We have a problem with our Canon P&S. It's a Powershot SD750 "Digital Elph", 7.1MP. Couple days ago, it dropped onto a hard floor - not far or forceful, maybe 18 inches. Landed on the upper back corner, above the LCD screen - behind the flash. And ever since, flash is out. It will focus, the red focusing light comes on & you can see it go on the screen (and hear the motor noise), but if the flash is On it will not fire. No shutter or flash. If I turn the flash off, it works just fine.

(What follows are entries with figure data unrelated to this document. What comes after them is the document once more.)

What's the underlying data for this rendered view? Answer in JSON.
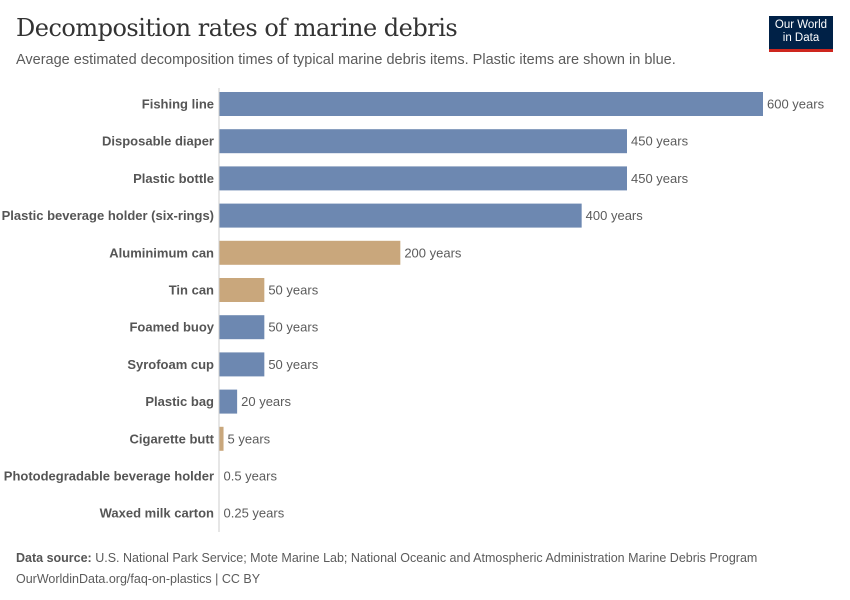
{
  "title": "Decomposition rates of marine debris",
  "subtitle": "Average estimated decomposition times of typical marine debris items. Plastic items are shown in blue.",
  "logo": {
    "line1": "Our World",
    "line2": "in Data"
  },
  "colors": {
    "plastic": "#6d88b1",
    "other": "#c9a77c"
  },
  "chart_data": {
    "type": "bar",
    "orientation": "horizontal",
    "unit": "years",
    "xlim": [
      0,
      600
    ],
    "categories": [
      "Fishing line",
      "Disposable diaper",
      "Plastic bottle",
      "Plastic beverage holder (six-rings)",
      "Aluminimum can",
      "Tin can",
      "Foamed buoy",
      "Syrofoam cup",
      "Plastic bag",
      "Cigarette butt",
      "Photodegradable beverage holder",
      "Waxed milk carton"
    ],
    "values": [
      600,
      450,
      450,
      400,
      200,
      50,
      50,
      50,
      20,
      5,
      0.5,
      0.25
    ],
    "labels": [
      "600 years",
      "450 years",
      "450 years",
      "400 years",
      "200 years",
      "50 years",
      "50 years",
      "50 years",
      "20 years",
      "5 years",
      "0.5 years",
      "0.25 years"
    ],
    "plastic": [
      true,
      true,
      true,
      true,
      false,
      false,
      true,
      true,
      true,
      false,
      true,
      false
    ]
  },
  "footer": {
    "source_label": "Data source:",
    "source": "U.S. National Park Service; Mote Marine Lab; National Oceanic and Atmospheric Administration Marine Debris Program",
    "credit": "OurWorldinData.org/faq-on-plastics | CC BY"
  }
}
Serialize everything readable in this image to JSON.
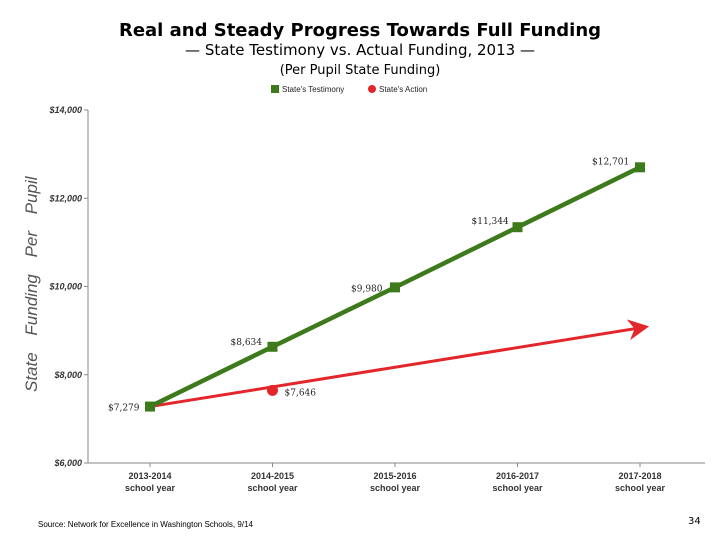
{
  "header": {
    "title": "Real and Steady Progress Towards Full Funding",
    "subtitle": "— State Testimony vs. Actual Funding, 2013 —",
    "note": "(Per Pupil State Funding)"
  },
  "footer": {
    "source": "Source: Network for Excellence in Washington Schools, 9/14",
    "page_number": "34"
  },
  "chart_data": {
    "type": "line",
    "title": "Real and Steady Progress Towards Full Funding",
    "ylabel": "State Funding Per Pupil",
    "xlabel": "",
    "categories": [
      [
        "2013-2014",
        "school year"
      ],
      [
        "2014-2015",
        "school year"
      ],
      [
        "2015-2016",
        "school year"
      ],
      [
        "2016-2017",
        "school year"
      ],
      [
        "2017-2018",
        "school year"
      ]
    ],
    "ylim": [
      6000,
      14000
    ],
    "yticks": [
      6000,
      8000,
      10000,
      12000,
      14000
    ],
    "ytick_labels": [
      "$6,000",
      "$8,000",
      "$10,000",
      "$12,000",
      "$14,000"
    ],
    "grid": false,
    "legend_position": "top",
    "series": [
      {
        "name": "State's Testimony",
        "color": "#3d7a1c",
        "marker": "square",
        "values": [
          7279,
          8634,
          9980,
          11344,
          12701
        ],
        "labels": [
          "$7,279",
          "$8,634",
          "$9,980",
          "$11,344",
          "$12,701"
        ]
      },
      {
        "name": "State's Action",
        "color": "#e3262b",
        "marker": "circle",
        "trend": {
          "start_index": 0,
          "start_value": 7279,
          "end_index": 4,
          "end_value": 9080
        },
        "points": [
          {
            "index": 1,
            "value": 7646,
            "label": "$7,646"
          }
        ]
      }
    ]
  }
}
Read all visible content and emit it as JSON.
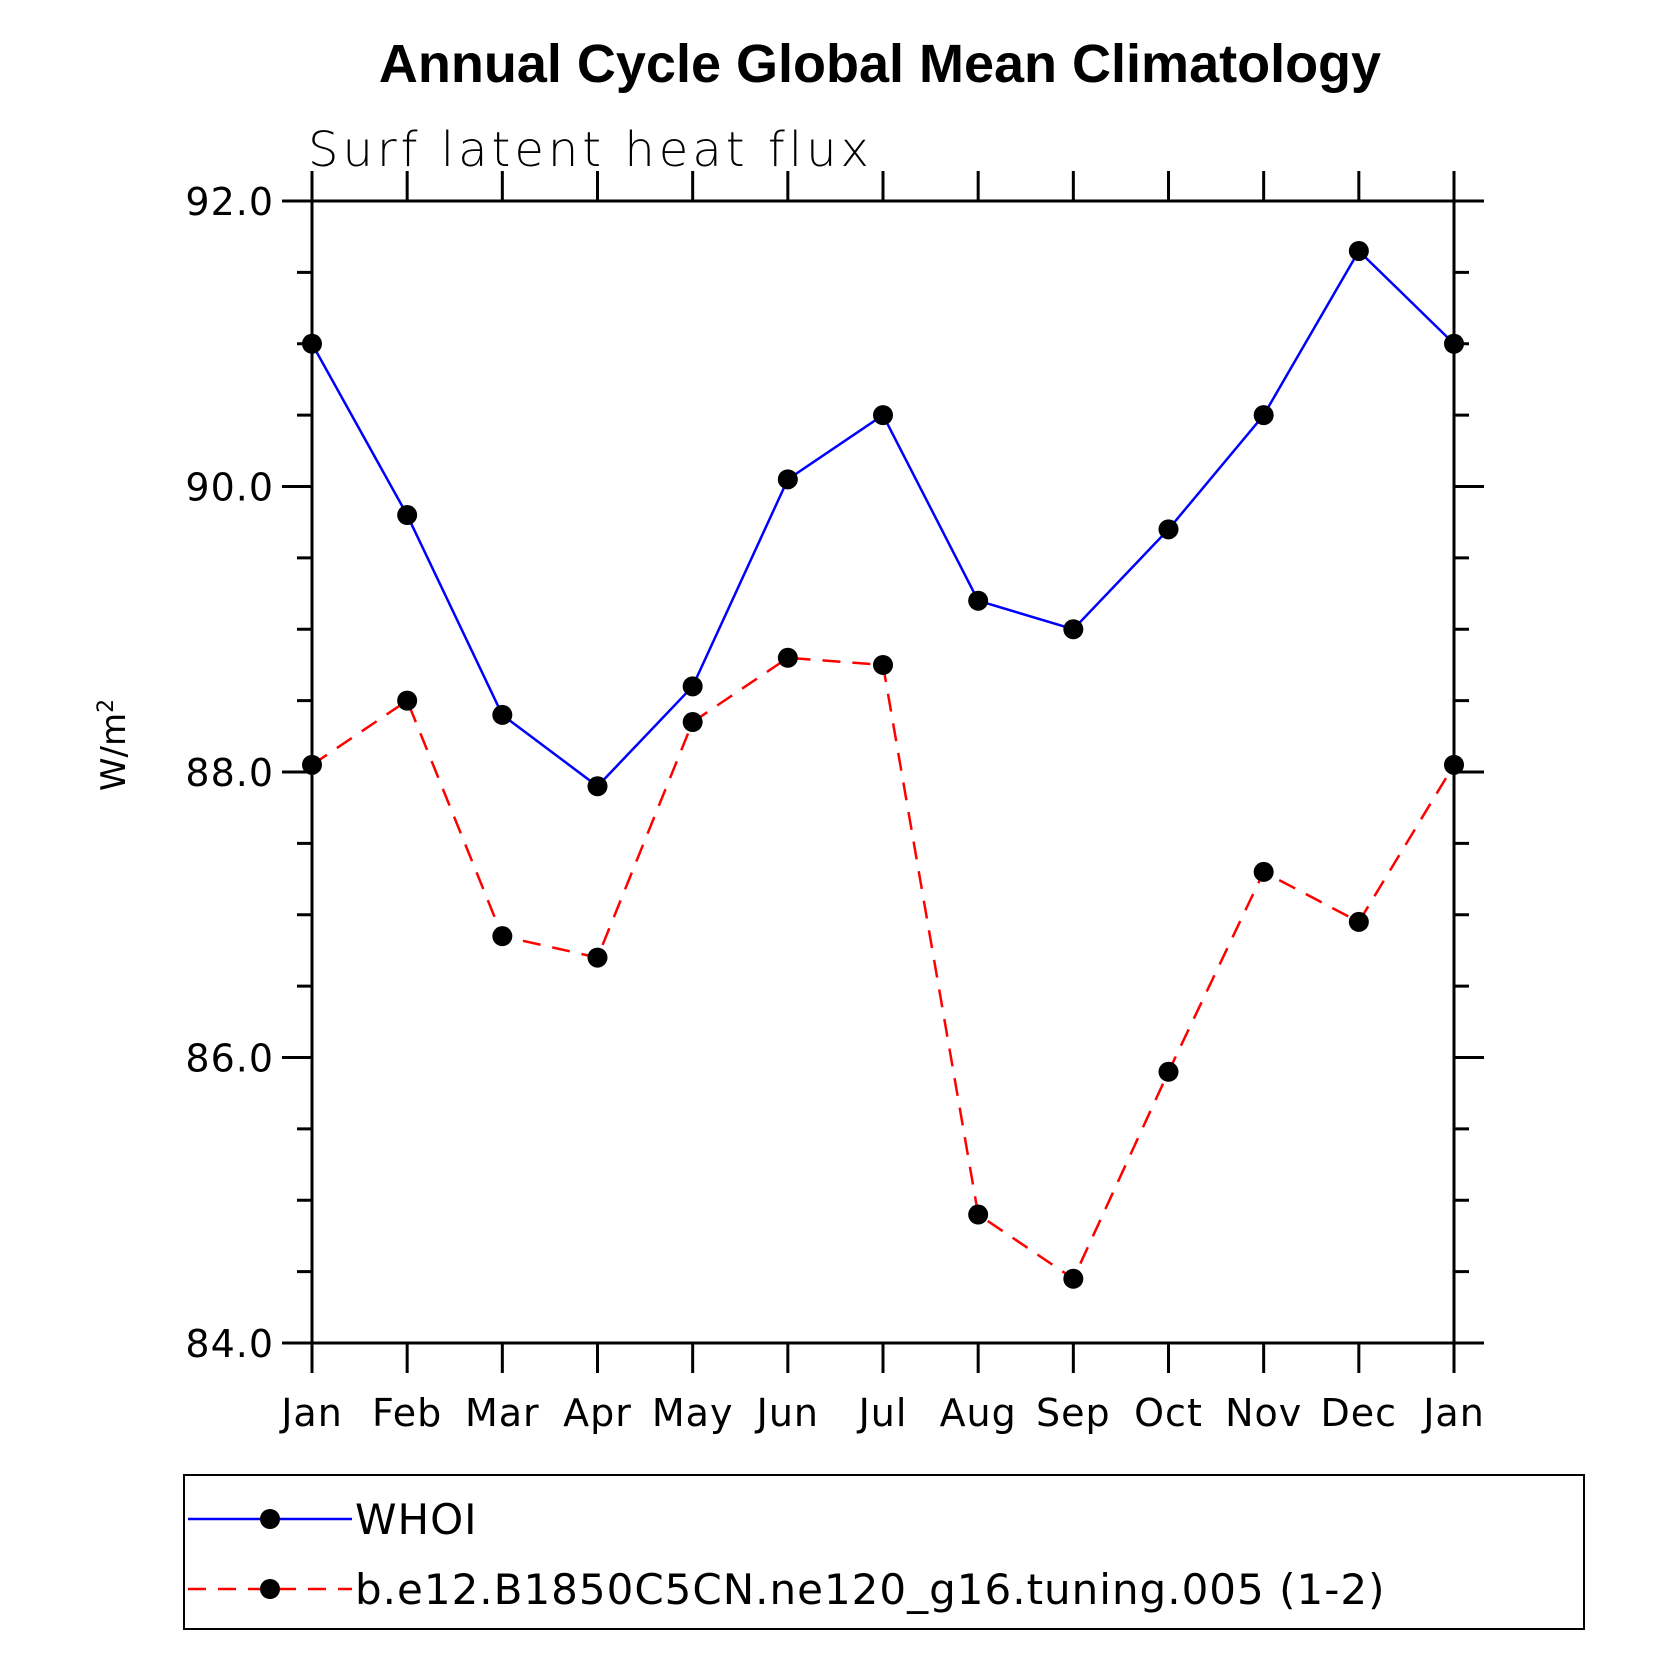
{
  "chart_data": {
    "type": "line",
    "title": "Annual Cycle Global Mean Climatology",
    "subtitle": "Surf latent heat flux",
    "ylabel": "W/m",
    "ylabel_superscript": "2",
    "xlabel": "",
    "ylim": [
      84.0,
      92.0
    ],
    "y_major_ticks": [
      "84.0",
      "86.0",
      "88.0",
      "90.0",
      "92.0"
    ],
    "categories": [
      "Jan",
      "Feb",
      "Mar",
      "Apr",
      "May",
      "Jun",
      "Jul",
      "Aug",
      "Sep",
      "Oct",
      "Nov",
      "Dec",
      "Jan"
    ],
    "series": [
      {
        "name": "WHOI",
        "color": "#0000ff",
        "dash": "solid",
        "values": [
          91.0,
          89.8,
          88.4,
          87.9,
          88.6,
          90.05,
          90.5,
          89.2,
          89.0,
          89.7,
          90.5,
          91.65,
          91.0
        ]
      },
      {
        "name": "b.e12.B1850C5CN.ne120_g16.tuning.005 (1-2)",
        "color": "#ff0000",
        "dash": "dashed",
        "values": [
          88.05,
          88.5,
          86.85,
          86.7,
          88.35,
          88.8,
          88.75,
          84.9,
          84.45,
          85.9,
          87.3,
          86.95,
          88.05
        ]
      }
    ],
    "grid": false,
    "legend_position": "bottom"
  }
}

Based on what's happened, I'm thinking maybe a wire or capacitor got jarred loose or disconnected, but don't know.
Has anyone dealt with something similar? Is this repairable? Any resources? I'm also Googling, but that's not been especially helpful so far.


----------



## cgipson1 (Mar 28, 2013)

Lot of used ones for sell, in the $25 to $50 dollar range. Probably be cheaper than getting it fixed. Or upgraded to something newer that has more than 7 megapixels? Like this: Amazon.com: Canon PowerShot A2300 IS 16.0 MP Digital Camera with 5x Optizal Image Stabilized Zoom 28mm Wide-Angle Lens with 720p HD Video Recording (Silver): Camera & Photo

Here is the Canon repair site : https://www.usa.canon.com/cusa/consumer?pageKeyCode=onlineRepairLanding


----------



## thomas30 (Apr 1, 2013)

Yes it is repairable, I faced almost similar kind of prob with my Nikon Camera.


----------



## KmH (Apr 1, 2013)

It could also be that the flash tube got broken.


----------